The inevitability of the transformation of the space occupied by educational institutions into an arena of Trinamool Congress domination was implicit in the defence of Arabul Islam’s aggression when ruling party leader Subrata Mukherjee asserted: he (Islam) heads the Governing Body. The justification of violent interference to compel election outcomes to reflect the Trinamool Congress’s absolute control everywhere in 2012 by Banerjee and her team cemented the change that has robbed institutions of freedom, respect, autonomy, and authority.
When death followed this phase of overpowering the opposition or whoever was on the other side, a new and chilling fear pervaded the campuses. Sudipta Gupta died because the Mamata Banerjee government was intolerant of students organising protests against the ruling regime. Sudipta Gupta died in police custody because he and his friends from the Students Federation of India were manhandled by the police for protesting the government's decision in February to put on hold all college union elections for six months. When Presidency University was invaded, its students attacked, its laboratories and offices ransacked because the Trinamool Congress needed to retaliate in Kolkata against SFI’s heckling of Mamata Banerjee in New Delhi outside the Planning Commission in 2013, it signalled the means the ruling party would use against dissent and opposition.

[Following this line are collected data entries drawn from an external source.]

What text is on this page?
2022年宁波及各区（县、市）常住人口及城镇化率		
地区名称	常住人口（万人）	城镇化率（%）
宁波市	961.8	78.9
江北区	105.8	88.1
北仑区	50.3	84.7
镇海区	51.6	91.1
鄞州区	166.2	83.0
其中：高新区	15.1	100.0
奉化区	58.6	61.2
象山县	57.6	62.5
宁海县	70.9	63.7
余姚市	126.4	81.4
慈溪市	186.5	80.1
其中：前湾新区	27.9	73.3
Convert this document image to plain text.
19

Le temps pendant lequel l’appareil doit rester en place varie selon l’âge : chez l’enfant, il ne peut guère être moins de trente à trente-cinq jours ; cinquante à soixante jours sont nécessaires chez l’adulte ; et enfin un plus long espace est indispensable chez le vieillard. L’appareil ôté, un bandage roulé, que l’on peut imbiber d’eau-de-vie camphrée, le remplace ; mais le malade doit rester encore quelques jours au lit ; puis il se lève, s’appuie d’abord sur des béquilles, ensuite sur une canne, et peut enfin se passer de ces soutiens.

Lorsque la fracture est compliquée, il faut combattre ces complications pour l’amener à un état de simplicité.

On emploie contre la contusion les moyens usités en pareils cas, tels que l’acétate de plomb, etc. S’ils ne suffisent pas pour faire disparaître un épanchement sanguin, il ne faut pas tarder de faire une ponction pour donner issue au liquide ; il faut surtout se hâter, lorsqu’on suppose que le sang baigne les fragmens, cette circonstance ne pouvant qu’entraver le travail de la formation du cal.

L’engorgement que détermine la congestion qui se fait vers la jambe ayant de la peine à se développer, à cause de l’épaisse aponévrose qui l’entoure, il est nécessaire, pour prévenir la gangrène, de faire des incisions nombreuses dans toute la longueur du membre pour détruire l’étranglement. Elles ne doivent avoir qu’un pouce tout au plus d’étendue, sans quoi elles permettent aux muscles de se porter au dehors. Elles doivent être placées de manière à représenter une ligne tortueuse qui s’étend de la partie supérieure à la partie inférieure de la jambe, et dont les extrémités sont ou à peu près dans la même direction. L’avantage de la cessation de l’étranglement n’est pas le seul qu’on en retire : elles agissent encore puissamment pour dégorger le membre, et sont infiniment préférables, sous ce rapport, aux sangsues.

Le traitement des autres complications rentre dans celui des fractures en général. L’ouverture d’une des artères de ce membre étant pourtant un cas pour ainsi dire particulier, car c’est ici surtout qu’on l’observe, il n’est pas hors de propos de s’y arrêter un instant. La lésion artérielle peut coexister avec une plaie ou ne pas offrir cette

Encouraging the Trinamool Congress and especially its students’ organisation to go on the rampage is characteristic of the regime. The atmosphere of violence across the state has intensified to the point where SFI could not file nomination for Calcutta University’s 826 seats and ABVP could file only 32 nominations. If the opposition is eliminated from college and university campuses as the Trinamool Congress regime seems to have decided, it will affect the larger political space by debarring from participation dissenters and critics of the government and the ruling party.